There are number of challenges. First and foremost is dialogue clarity. There is a lot of beautifully written and performed scenes which involve information coming at the audience often quick-fire and with other things going on at the same time so it's imperative the dialogue is clear. The editing is key to this as it's amazing how the small clicks and bumps can be the biggest distractions even in a busy scene. Clear dialogue is a key motivator for us. You lose an audience very quickly if they can't hear the words and follow what's going on.
For the sound effects it's finding the right balance of style, density, and level. Too much or too loud at the wrong moment and you're taken out of the drama. We also have to be conscious of becoming too sci-fi especially in the busier, more visually dense sections. The editorial process never stops from day one. When the first sounds are cut through to the final day of mixing we are constantly adding, adjusting, and taking things out to get the best combination of elements to tell the story. Nothing is sacred; if a sound or sequence isn't adding something then it's fixed or taken out. We're very lucky insofar as all the production executives, directors, and editors we've worked with on Sherlock enjoy the process and have a clear idea of when something is right or not. There is also at least two or three sections in each episode where as a sound editor or mixer you can stretch your imagination and technique to their limits.
Another important challenge is to make sure the music is used to best effect. David and Michael's score is such an integral part of Sherlock that we will often adjust and pitch sounds to sit in with the music so the two are working with one another. Editorially there are decisions to be made about whether to use both music and sound effects, music or effects on their own, or neither. It's important to remember the quiet sections can be equally as powerful as the loud ones.
Although sitting in the mixing chair Howard makes a lot of editorial decisions about how much of the edited sound effect elements we provide to use.
The other challenge is time. With each episode being 90 minutes we are basically doing close to a feature film in a month. It's immensely enjoyable but there is plenty to keep us occupied every day.
What was your response when you were presented with the award?

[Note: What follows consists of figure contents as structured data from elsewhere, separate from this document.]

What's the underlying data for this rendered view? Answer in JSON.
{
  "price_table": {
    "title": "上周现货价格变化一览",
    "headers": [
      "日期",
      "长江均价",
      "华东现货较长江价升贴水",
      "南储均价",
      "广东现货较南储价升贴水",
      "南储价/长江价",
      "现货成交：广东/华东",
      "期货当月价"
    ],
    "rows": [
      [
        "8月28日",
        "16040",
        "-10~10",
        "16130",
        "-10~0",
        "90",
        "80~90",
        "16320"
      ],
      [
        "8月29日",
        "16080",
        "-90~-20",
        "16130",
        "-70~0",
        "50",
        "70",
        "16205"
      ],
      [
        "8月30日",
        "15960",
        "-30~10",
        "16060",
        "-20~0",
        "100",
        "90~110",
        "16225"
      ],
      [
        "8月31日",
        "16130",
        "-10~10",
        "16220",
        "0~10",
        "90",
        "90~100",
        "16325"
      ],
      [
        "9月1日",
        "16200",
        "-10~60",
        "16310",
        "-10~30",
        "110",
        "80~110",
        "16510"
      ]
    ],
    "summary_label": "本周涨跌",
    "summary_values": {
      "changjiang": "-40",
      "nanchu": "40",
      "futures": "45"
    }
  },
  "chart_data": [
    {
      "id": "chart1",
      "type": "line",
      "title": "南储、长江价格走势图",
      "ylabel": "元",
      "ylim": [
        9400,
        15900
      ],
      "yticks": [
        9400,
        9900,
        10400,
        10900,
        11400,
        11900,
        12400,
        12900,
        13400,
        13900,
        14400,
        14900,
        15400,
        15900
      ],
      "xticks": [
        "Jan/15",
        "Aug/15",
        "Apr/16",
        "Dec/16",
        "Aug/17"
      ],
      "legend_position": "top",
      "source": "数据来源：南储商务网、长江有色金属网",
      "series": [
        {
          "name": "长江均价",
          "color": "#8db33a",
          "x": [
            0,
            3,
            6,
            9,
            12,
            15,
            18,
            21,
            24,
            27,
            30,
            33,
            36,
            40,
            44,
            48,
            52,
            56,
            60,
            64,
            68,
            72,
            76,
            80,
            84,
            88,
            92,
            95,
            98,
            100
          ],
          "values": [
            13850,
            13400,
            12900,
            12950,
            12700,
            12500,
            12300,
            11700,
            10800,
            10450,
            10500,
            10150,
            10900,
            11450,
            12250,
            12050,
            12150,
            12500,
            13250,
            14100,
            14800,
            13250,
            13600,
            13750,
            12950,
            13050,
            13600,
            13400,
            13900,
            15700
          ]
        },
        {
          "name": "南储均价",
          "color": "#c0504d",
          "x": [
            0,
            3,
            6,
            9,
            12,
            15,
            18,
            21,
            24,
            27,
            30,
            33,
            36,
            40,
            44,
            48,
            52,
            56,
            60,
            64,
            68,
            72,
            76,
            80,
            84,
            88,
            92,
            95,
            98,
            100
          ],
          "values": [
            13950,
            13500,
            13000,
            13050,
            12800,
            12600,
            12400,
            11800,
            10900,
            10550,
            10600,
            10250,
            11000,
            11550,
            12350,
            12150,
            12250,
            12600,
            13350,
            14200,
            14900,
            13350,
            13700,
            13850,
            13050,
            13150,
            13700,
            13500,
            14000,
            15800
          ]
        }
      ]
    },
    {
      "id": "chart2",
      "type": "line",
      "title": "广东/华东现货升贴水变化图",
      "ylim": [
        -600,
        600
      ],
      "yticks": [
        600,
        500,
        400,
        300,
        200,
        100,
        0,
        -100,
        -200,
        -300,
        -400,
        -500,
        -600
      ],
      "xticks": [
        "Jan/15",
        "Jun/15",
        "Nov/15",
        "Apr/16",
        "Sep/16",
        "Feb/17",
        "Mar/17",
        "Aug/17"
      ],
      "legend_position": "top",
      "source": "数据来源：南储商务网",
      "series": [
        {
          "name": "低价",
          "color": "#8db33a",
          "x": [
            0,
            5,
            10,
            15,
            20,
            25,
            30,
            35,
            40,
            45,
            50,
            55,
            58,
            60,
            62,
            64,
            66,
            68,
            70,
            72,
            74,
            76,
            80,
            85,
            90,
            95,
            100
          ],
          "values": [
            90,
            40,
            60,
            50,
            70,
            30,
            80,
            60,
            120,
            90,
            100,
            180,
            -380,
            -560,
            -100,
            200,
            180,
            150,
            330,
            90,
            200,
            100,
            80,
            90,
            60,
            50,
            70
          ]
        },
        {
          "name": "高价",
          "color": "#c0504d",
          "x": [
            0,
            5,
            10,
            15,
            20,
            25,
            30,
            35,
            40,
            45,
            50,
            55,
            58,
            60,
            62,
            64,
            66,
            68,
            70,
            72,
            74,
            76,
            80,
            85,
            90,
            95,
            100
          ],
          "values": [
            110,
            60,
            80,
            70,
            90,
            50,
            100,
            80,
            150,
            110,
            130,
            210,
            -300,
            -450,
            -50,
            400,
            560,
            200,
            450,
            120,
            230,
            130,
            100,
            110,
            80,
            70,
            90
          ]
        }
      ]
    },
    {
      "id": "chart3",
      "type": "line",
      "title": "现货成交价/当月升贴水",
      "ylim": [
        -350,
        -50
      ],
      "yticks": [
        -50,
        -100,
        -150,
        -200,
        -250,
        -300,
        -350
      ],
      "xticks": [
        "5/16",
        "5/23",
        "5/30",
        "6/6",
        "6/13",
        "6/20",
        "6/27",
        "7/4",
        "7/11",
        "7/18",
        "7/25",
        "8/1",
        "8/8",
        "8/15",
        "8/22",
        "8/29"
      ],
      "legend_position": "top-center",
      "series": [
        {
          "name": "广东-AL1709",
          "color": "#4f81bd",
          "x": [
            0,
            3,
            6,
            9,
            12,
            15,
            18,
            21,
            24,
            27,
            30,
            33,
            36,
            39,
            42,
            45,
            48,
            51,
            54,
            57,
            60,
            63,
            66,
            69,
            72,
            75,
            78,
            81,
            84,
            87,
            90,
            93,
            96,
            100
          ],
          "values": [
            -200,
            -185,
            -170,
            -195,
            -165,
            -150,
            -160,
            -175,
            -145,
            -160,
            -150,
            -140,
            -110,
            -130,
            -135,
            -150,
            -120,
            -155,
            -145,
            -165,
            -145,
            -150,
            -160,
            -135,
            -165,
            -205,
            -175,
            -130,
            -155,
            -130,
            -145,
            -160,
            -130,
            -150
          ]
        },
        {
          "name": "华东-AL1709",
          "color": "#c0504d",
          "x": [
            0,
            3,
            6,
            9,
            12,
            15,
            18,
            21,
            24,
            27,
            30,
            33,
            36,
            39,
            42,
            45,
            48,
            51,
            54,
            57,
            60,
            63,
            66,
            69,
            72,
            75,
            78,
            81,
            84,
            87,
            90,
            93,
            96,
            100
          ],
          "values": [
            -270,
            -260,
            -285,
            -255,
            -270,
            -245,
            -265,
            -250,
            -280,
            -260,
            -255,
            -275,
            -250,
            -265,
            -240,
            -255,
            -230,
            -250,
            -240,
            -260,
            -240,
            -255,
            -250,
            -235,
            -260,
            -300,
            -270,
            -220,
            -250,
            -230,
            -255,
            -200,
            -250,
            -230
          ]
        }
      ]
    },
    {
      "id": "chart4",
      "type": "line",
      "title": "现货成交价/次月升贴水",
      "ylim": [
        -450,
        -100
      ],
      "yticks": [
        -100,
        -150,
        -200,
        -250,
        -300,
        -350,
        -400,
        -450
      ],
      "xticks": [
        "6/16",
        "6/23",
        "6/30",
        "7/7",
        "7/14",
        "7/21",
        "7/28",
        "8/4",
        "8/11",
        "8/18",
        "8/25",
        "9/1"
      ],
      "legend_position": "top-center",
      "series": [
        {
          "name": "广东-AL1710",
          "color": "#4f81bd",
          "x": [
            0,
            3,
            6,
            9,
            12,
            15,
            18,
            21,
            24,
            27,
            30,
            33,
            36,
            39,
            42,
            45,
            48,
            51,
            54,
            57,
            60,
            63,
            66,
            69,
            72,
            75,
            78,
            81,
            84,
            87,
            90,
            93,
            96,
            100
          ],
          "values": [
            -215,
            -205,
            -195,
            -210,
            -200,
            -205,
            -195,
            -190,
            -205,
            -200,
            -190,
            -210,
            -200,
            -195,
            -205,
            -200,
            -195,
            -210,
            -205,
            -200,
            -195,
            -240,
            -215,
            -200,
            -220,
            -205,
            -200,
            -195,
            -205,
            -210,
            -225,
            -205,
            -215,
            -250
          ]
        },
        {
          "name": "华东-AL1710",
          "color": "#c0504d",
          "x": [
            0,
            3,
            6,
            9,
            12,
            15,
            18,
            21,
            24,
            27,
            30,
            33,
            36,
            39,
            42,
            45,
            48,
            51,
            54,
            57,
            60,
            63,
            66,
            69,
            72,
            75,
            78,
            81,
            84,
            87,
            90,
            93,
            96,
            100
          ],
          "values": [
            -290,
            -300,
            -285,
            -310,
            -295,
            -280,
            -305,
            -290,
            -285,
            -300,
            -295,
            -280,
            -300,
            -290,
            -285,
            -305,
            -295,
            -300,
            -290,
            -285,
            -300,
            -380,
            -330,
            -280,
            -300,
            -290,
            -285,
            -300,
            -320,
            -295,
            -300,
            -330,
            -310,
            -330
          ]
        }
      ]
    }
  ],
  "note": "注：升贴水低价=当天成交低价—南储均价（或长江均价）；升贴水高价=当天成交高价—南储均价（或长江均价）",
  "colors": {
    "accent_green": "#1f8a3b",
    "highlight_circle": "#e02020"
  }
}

Absolutely blown away, what an honour. We were delighted just to be nominated a second time for both editing and mixing alongside the other shows (Fargo, American Horror Story, Mob City, Klondike, and Bonnie & Clyde). We admire them all and they have crews doing brilliant, inspiring work. But to be voted winner is very special – the extra hours crafting and fine tuning to make your work as good as it can be do get noticed. It's great for Sherlock too. All the production staff, cast, and crew are a wonderful team so it's great to see the show recognised in this way.
Lastly, what are you working on right now?
Currently we are working on Glue, a new eight part drama series produced by Eleven Film for E4, which starts airing soon. Again they are a great crew and a brilliant young cast so it's one to watch out for. We're also doing some foley for Lime Pictures and Paul recently completed the mix for the feature film Set Fire to the Stars, a biopic of Dylan Thomas starring Elijah Wood as John Malcolm Brinnan.
We've also opened our new video department run by Steph Lynch making us a complete one-stop shop for post-production.
Oh – and we have an Ice Bucket Challenge to deal with!
In the meantime the Emmy will take pride of place in the honours cabinet!